I had written a great comment but it just went "poof gone" before I could send it.
I live across the river from Ogdensburg NY.
Love your comment about incarcerated. I had a good chuckle. I didn't know what other word to use to describe what is happening to him. Maybe someone else has a better word for it. bvFronto is very difficult and unpredictable. You never know what is going to happen next.
I had written about loneliness and how as caregivers we could end up thinking that there is no future for us now and how dangerous these thought can be. If friends and family could just realize how lonely we get once our partners go to LTC or pass away then maybe they could help us to adjust to this new and heartbreaking situation we live. I have found that once family and friends realize that it is a Dementia partner we are caring for and they disappear they never come back even after that partners is no longer living with us. I wish they would!!
With my back injury it is very hard to get around and it will be months before it is better. I just have to be careful not to mess it up again. I'm told that patience us a good thing in this case.
I did order a great take out Hawaiian pizza yesterday. It was so good. Willy helped me eat some of it and we will enjoy some today.
Sorry you are not feeling well and are so lonesome. Perhaps, when you feel better, you might consider reaching out and joining a new group...be it a church,a club , a volunteer group. You sound like you need to have social contact. I know that is easier said than done. I have had some days when I just want to be left alone ( so opposite my usual nature before this nightmare began). But, when I do see others I usually feel less isolated.
Since I tend to be plainspoken, I sometimes describe things in more negative terms than are needed. Lately, I’ve been trying to soften my approach and that’s why I picked up on “institutionalized.” Maybe it is the right word. I don’t know. I would not even try to guess what’s going on in your husband’s head.
I’m glad you got a chuckle out of “incarcerated.” (My sister said it would be more accurate to say that my husband needed to be “in protective custody.”) But now that he is there and I am here, the reason doesn’t matter any more. This is the reality of our life.

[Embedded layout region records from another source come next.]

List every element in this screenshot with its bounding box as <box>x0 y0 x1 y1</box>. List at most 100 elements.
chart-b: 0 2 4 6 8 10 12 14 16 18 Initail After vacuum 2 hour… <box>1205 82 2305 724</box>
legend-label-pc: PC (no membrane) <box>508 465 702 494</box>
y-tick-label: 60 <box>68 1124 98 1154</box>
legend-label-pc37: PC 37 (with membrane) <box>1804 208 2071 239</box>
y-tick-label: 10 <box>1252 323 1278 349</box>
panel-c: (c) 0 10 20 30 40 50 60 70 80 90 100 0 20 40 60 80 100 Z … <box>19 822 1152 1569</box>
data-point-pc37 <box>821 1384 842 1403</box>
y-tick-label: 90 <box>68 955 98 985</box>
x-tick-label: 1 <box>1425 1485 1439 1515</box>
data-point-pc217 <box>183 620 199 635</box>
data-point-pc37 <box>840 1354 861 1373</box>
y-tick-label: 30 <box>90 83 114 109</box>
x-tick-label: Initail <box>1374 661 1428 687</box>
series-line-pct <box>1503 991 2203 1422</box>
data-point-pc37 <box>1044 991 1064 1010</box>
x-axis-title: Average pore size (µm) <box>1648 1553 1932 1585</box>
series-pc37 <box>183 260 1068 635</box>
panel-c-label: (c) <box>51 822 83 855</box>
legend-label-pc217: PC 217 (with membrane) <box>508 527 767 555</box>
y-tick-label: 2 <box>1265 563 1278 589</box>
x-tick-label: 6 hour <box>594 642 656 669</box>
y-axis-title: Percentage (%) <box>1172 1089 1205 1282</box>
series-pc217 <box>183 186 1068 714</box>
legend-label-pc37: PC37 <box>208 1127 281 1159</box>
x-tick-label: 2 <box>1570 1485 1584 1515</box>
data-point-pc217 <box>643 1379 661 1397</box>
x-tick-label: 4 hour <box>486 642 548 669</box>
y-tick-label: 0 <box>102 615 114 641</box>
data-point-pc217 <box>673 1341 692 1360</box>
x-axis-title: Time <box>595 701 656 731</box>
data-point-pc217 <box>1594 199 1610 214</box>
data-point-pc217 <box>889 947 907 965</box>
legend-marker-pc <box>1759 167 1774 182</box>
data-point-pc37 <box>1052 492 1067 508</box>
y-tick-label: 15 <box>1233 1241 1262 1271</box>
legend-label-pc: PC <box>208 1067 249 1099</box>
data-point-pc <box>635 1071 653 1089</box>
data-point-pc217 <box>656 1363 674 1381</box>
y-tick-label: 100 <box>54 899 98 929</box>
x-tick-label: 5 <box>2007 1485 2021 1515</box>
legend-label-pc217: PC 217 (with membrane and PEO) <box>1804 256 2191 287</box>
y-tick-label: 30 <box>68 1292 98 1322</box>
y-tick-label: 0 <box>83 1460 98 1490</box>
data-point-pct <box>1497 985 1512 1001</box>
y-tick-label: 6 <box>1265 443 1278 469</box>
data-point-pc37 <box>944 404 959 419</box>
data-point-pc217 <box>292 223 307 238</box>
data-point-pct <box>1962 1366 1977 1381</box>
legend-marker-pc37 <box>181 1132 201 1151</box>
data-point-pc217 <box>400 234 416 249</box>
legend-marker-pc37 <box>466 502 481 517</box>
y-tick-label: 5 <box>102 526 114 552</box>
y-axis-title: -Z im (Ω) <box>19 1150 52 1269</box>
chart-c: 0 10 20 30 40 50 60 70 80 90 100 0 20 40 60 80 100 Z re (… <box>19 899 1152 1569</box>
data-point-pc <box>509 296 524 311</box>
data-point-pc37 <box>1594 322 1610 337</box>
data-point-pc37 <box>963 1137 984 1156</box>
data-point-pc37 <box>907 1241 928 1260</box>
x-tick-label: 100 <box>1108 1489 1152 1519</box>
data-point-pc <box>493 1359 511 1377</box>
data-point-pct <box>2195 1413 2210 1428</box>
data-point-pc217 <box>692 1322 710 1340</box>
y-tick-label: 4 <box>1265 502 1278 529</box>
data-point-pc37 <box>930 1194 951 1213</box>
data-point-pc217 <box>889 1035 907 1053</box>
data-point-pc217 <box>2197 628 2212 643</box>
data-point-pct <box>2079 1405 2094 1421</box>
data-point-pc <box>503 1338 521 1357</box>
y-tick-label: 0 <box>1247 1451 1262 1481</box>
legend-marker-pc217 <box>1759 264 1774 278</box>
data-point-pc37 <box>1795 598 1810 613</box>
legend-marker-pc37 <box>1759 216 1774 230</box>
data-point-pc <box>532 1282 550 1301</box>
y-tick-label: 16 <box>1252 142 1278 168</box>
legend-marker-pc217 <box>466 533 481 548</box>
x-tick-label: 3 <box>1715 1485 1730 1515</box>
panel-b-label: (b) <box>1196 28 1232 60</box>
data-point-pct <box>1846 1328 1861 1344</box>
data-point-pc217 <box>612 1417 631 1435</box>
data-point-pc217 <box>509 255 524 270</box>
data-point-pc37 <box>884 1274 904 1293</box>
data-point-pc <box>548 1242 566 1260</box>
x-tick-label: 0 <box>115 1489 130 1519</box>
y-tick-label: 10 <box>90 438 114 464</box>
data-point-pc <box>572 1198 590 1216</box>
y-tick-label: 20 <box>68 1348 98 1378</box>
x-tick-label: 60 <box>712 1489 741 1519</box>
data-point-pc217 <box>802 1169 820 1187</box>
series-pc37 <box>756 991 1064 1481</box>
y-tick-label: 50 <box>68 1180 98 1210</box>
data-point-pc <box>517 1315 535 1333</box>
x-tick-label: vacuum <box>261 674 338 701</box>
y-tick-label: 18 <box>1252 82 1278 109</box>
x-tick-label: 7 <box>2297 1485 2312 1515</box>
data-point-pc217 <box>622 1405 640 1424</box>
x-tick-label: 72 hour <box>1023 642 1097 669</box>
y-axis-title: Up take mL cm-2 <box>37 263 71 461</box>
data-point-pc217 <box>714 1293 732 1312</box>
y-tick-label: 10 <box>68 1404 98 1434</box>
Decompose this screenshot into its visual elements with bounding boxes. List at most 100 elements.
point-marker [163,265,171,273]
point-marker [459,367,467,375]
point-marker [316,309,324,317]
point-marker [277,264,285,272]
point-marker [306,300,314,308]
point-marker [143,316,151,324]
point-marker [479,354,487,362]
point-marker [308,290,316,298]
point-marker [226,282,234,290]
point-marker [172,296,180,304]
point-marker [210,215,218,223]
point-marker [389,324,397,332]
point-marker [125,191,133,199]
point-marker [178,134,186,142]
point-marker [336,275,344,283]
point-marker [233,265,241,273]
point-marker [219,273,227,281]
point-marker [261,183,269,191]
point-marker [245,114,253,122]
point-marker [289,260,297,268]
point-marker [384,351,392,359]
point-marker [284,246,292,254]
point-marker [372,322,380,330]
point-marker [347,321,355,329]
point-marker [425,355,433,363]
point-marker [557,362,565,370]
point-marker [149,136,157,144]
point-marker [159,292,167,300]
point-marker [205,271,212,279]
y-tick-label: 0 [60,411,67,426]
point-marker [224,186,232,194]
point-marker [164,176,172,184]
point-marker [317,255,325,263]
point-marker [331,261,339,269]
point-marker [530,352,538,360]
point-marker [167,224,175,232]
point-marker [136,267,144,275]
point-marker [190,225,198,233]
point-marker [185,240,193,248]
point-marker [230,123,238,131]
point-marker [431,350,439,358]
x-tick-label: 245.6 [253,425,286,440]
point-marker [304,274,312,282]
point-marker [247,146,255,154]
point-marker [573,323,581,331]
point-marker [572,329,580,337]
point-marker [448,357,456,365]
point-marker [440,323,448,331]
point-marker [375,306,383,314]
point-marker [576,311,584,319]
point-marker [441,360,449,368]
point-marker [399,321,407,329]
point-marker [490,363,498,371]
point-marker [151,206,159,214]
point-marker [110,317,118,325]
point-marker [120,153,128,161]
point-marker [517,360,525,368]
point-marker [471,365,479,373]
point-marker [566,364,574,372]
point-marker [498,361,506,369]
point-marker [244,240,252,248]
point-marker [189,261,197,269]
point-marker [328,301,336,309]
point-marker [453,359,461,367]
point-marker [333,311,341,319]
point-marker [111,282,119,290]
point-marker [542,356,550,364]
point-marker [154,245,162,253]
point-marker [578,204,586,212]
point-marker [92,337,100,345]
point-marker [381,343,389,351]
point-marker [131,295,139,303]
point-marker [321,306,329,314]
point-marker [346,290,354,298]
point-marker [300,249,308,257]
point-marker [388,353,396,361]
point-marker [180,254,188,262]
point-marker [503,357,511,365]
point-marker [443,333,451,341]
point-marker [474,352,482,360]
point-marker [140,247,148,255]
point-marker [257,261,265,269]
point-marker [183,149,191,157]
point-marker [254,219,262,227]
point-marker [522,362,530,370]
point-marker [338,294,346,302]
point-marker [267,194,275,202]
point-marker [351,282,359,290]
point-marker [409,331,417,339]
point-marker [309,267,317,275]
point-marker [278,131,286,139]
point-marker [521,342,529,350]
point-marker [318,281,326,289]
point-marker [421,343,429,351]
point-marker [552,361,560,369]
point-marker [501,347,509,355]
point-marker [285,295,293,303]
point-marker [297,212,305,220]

I think many of us have had dangerous thoughts. Before my husband got sick, I was a different person – full of plans and expectations. But over the years I gave up so many hopes and goals that I am completely beaten down. I see no future, only what we have now. (If others knew what I was thinking, they would probably try to put me in “protective custody.”)
Now that my husband is in LTC, the exhaustion and physical burden are not as great, so I’m going to try to widen my world just a little bit. Tomorrow, I’m going to go out in the yard and use my new hedge clippers to hack through the jungle that grew during all this rain. On Monday evening, I’m going to go on a garden tour. That’s as much as I can manage right now. Is there some small thing like that which you handle right now, even with your bad back – maybe something you could do with Willy. (Do dogs have play groups?)
Speaking of the outdoors, I would like to thank all of you in Ontario you for the beautiful cool air you sent down my way today.
I had written a posting and again when I went to send it well poof gone again. When I hit add you comment it said wait then disappeared. Oh well I was able to get it out of my system.
As far as disappearing messages go, I have found that after a while, these message boards "time out" and will not accept a message. So I type my message on my word processor and then copy it and post it on the message board.
Several times over the years, I typed a comment, and wonder why my message didn't post. Then the realization hits, I clicked on "Back to Discussions" rather than "Add your comments". LOL!!!!!